SourceForge Headquarters 225 Broadway Suite 1600 San Diego, CA 92101 +1 (858) 422-6466

Jon Walton <jon...@gm...> writes:

> I use NutchWAX to index WARC file content for analysis.  I need to fix
> it to get around the JDK u23 gzip problem, but I noticed that
> development seems to have died.  Is everyone using other solutions now
> such as Solr?  If so, care to share any details?

It's not quite entirely dead, but pretty close to it.  I can't speak for
everyone, but many (former) users of NutchWAX are in some state of
migration to a Solr-based implementation.  IMO, the main challenge in
moving to Solr is replacing the NutchWAX 'import' step -- reading the
documents from (W)ARC files.

There is a branch on the public NutchWAX subversion tree that has a fix
to hangle the JDK u23 gzip change.  This branch also contains a few
customizations specific to the way NutchWAX is still used in a few
deployments with particular needs.  YMMV.  The branch is:

  http://archive-access.svn.sourceforge.net/svnroot/archive-access/tags/nutchwax-0_13-JIRA-WAX-75/archive

As for the future of NutchWAX, well if you consider that NutchWAX has
three essential pieces:

 1. Import: read (w)arc files, get the documents, parse them
    and extract the text, metadata, links, etc.

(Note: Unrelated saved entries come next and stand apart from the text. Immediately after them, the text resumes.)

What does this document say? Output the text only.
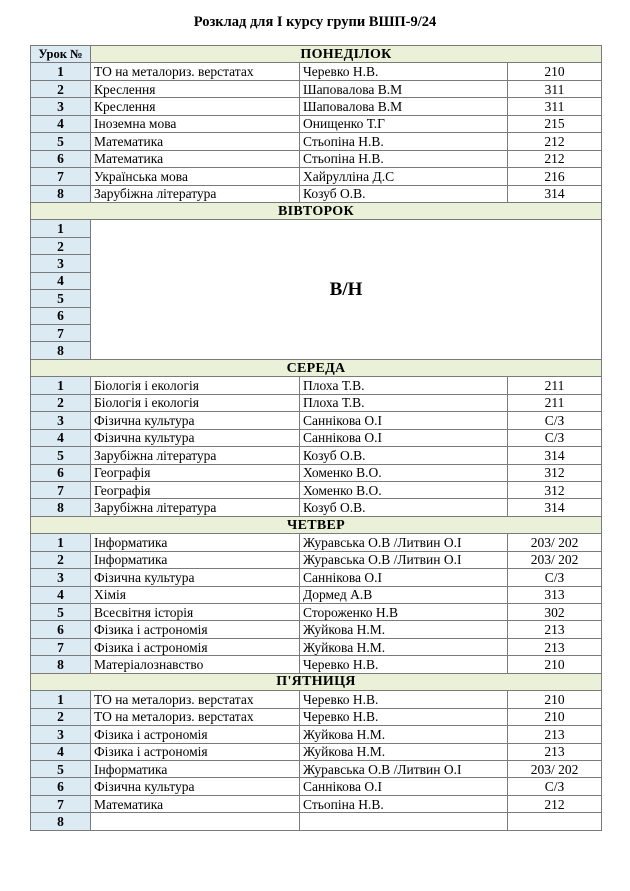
Розклад для І курсу групи ВШП-9/24
Урок №	ПОНЕДІЛОК		
1	ТО на металориз. верстатах	Черевко Н.В.	210
2	Креслення	Шаповалова В.М	311
3	Креслення	Шаповалова В.М	311
4	Іноземна мова	Онищенко Т.Г	215
5	Математика	Стьопіна Н.В.	212
6	Математика	Стьопіна Н.В.	212
7	Українська мова	Хайрулліна Д.С	216
8	Зарубіжна література	Козуб О.В.	314
ВІВТОРОК			
1	В/Н		
2			
3			
4			
5			
6			
7			
8			
СЕРЕДА			
1	Біологія і екологія	Плоха Т.В.	211
2	Біологія і екологія	Плоха Т.В.	211
3	Фізична культура	Саннікова О.І	С/З
4	Фізична культура	Саннікова О.І	С/З
5	Зарубіжна література	Козуб О.В.	314
6	Географія	Хоменко В.О.	312
7	Географія	Хоменко В.О.	312
8	Зарубіжна література	Козуб О.В.	314
ЧЕТВЕР			
1	Інформатика	Журавська О.В /Литвин О.І	203/ 202
2	Інформатика	Журавська О.В /Литвин О.І	203/ 202
3	Фізична культура	Саннікова О.І	С/З
4	Хімія	Дормед А.В	313
5	Всесвітня історія	Стороженко Н.В	302
6	Фізика і астрономія	Жуйкова Н.М.	213
7	Фізика і астрономія	Жуйкова Н.М.	213
8	Матеріалознавство	Черевко Н.В.	210
П'ЯТНИЦЯ			
1	ТО на металориз. верстатах	Черевко Н.В.	210
2	ТО на металориз. верстатах	Черевко Н.В.	210
3	Фізика і астрономія	Жуйкова Н.М.	213
4	Фізика і астрономія	Жуйкова Н.М.	213
5	Інформатика	Журавська О.В /Литвин О.І	203/ 202
6	Фізична культура	Саннікова О.І	С/З
7	Математика	Стьопіна Н.В.	212
8			
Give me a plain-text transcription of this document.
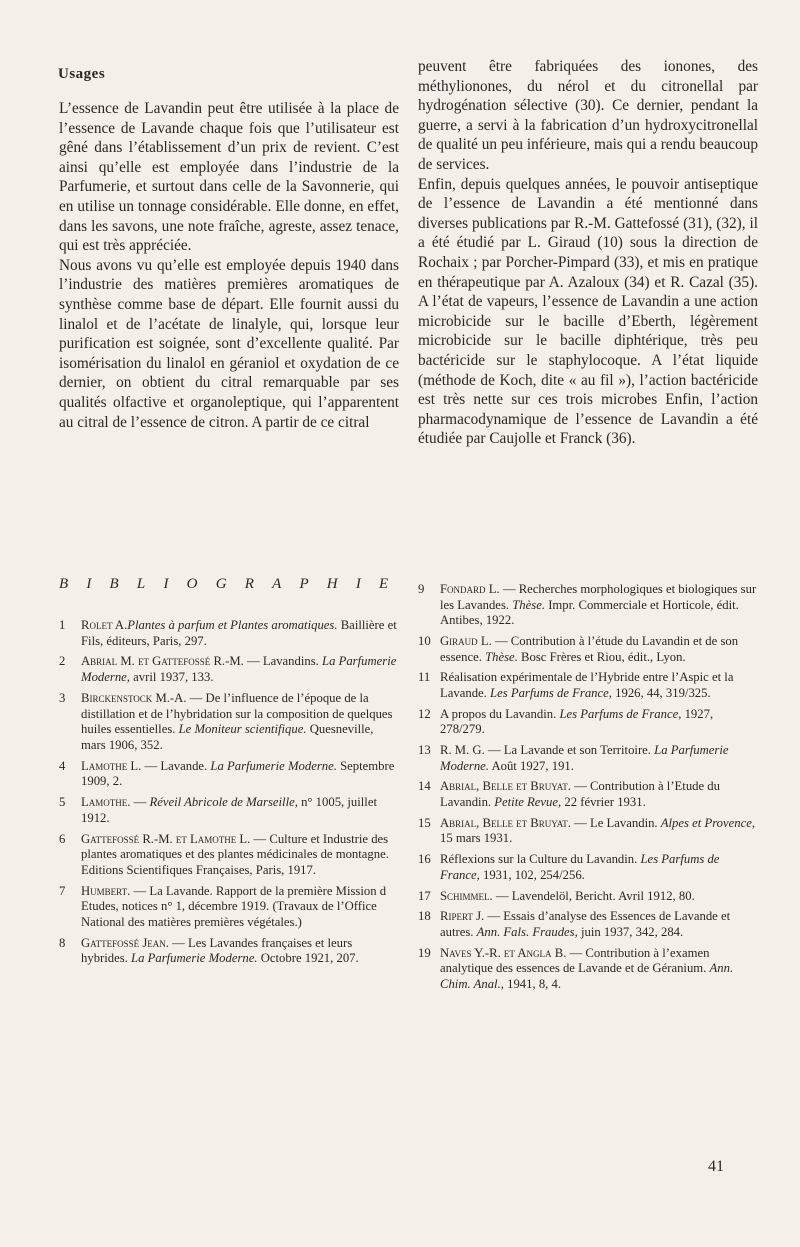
Usages

L’essence de Lavandin peut être utilisée à la place de l’essence de Lavande chaque fois que l’utilisateur est gêné dans l’établissement d’un prix de revient. C’est ainsi qu’elle est employée dans l’industrie de la Parfumerie, et surtout dans celle de la Savonnerie, qui en utilise un tonnage considérable. Elle donne, en effet, dans les savons, une note fraîche, agreste, assez tenace, qui est très appréciée.

Nous avons vu qu’elle est employée depuis 1940 dans l’industrie des matières premières aromatiques de synthèse comme base de départ. Elle fournit aussi du linalol et de l’acétate de linalyle, qui, lorsque leur purification est soignée, sont d’excellente qualité. Par isomérisation du linalol en géraniol et oxydation de ce dernier, on obtient du citral remarquable par ses qualités olfactive et organoleptique, qui l’apparentent au citral de l’essence de citron. A partir de ce citral

peuvent être fabriquées des ionones, des méthylionones, du nérol et du citronellal par hydrogénation sélective (30). Ce dernier, pendant la guerre, a servi à la fabrication d’un hydroxycitronellal de qualité un peu inférieure, mais qui a rendu beaucoup de services.

Enfin, depuis quelques années, le pouvoir antiseptique de l’essence de Lavandin a été mentionné dans diverses publications par R.-M. Gattefossé (31), (32), il a été étudié par L. Giraud (10) sous la direction de Rochaix ; par Porcher-Pimpard (33), et mis en pratique en thérapeutique par A. Azaloux (34) et R. Cazal (35). A l’état de vapeurs, l’essence de Lavandin a une action microbicide sur le bacille d’Eberth, légèrement microbicide sur le bacille diphtérique, très peu bactéricide sur le staphylocoque. A l’état liquide (méthode de Koch, dite « au fil »), l’action bactéricide est très nette sur ces trois microbes Enfin, l’action pharmacodynamique de l’essence de Lavandin a été étudiée par Caujolle et Franck (36).

BIBLIOGRAPHIE
1 Rolet A.Plantes à parfum et Plantes aromatiques. Baillière et Fils, éditeurs, Paris, 297.
2 Abrial M. et Gattefossé R.-M. — Lavandins. La Parfumerie Moderne, avril 1937, 133.
3 Birckenstock M.-A. — De l’influence de l’époque de la distillation et de l’hybridation sur la composition de quelques huiles essentielles. Le Moniteur scientifique. Quesneville, mars 1906, 352.
4 Lamothe L. — Lavande. La Parfumerie Moderne. Septembre 1909, 2.
5 Lamothe. — Réveil Abricole de Marseille, n° 1005, juillet 1912.
6 Gattefossé R.-M. et Lamothe L. — Culture et Industrie des plantes aromatiques et des plantes médicinales de montagne. Editions Scientifiques Françaises, Paris, 1917.
7 Humbert. — La Lavande. Rapport de la première Mission d Etudes, notices n° 1, décembre 1919. (Travaux de l’Office National des matières premières végétales.)
8 Gattefossé Jean. — Les Lavandes françaises et leurs hybrides. La Parfumerie Moderne. Octobre 1921, 207.
9 Fondard L. — Recherches morphologiques et biologiques sur les Lavandes. Thèse. Impr. Commerciale et Horticole, édit. Antibes, 1922.
10 Giraud L. — Contribution à l’étude du Lavandin et de son essence. Thèse. Bosc Frères et Riou, édit., Lyon.
11 Réalisation expérimentale de l’Hybride entre l’Aspic et la Lavande. Les Parfums de France, 1926, 44, 319/325.
12 A propos du Lavandin. Les Parfums de France, 1927, 278/279.
13 R. M. G. — La Lavande et son Territoire. La Parfumerie Moderne. Août 1927, 191.
14 Abrial, Belle et Bruyat. — Contribution à l’Etude du Lavandin. Petite Revue, 22 février 1931.
15 Abrial, Belle et Bruyat. — Le Lavandin. Alpes et Provence, 15 mars 1931.
16 Réflexions sur la Culture du Lavandin. Les Parfums de France, 1931, 102, 254/256.
17 Schimmel. — Lavendelöl, Bericht. Avril 1912, 80.
18 Ripert J. — Essais d’analyse des Essences de Lavande et autres. Ann. Fals. Fraudes, juin 1937, 342, 284.
19 Naves Y.-R. et Angla B. — Contribution à l’examen analytique des essences de Lavande et de Géranium. Ann. Chim. Anal., 1941, 8, 4.
41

 2. Index: Read the output of step 1, perform text analysis and
    manipulation and index with Solr/Lucene/etc.

 3. Search/query: the live search service.

For us at the Archive, we still use NutchWAX for step 1, albeit with
modifications that are particular to our deployments.  As for step 2, we
are now using some custom MapReduce code I wrote which can index
documents either directly with Lucene, or push them over the wire into a
Solr server, that project can be found at:

  https://github.com/aaronbinns/jbs

And as for step 3, some folks have moved on to Solr, at the Archive we
use a custom Lucene-based Java web application:

  https://github.com/aaronbinns/tnh

which is purpose-built for search of archival web pages.

My plan is to replace NutchWAX for step 1.  At the Archive, we have an
in-development "access" library which can read (w)arcs and has lots of
goodies for doing things with (w)arcs at scale in Hadoop.  The idea is
that both Wayback and full-text search and other web access projects
will all use that core library.  It's just a ways off still.

Hope that helps,

Aaron

--
Aaron Binns
Senior Software Engineer, Web Group, Internet Archive
Program Officer, IIPC
aa...@ar...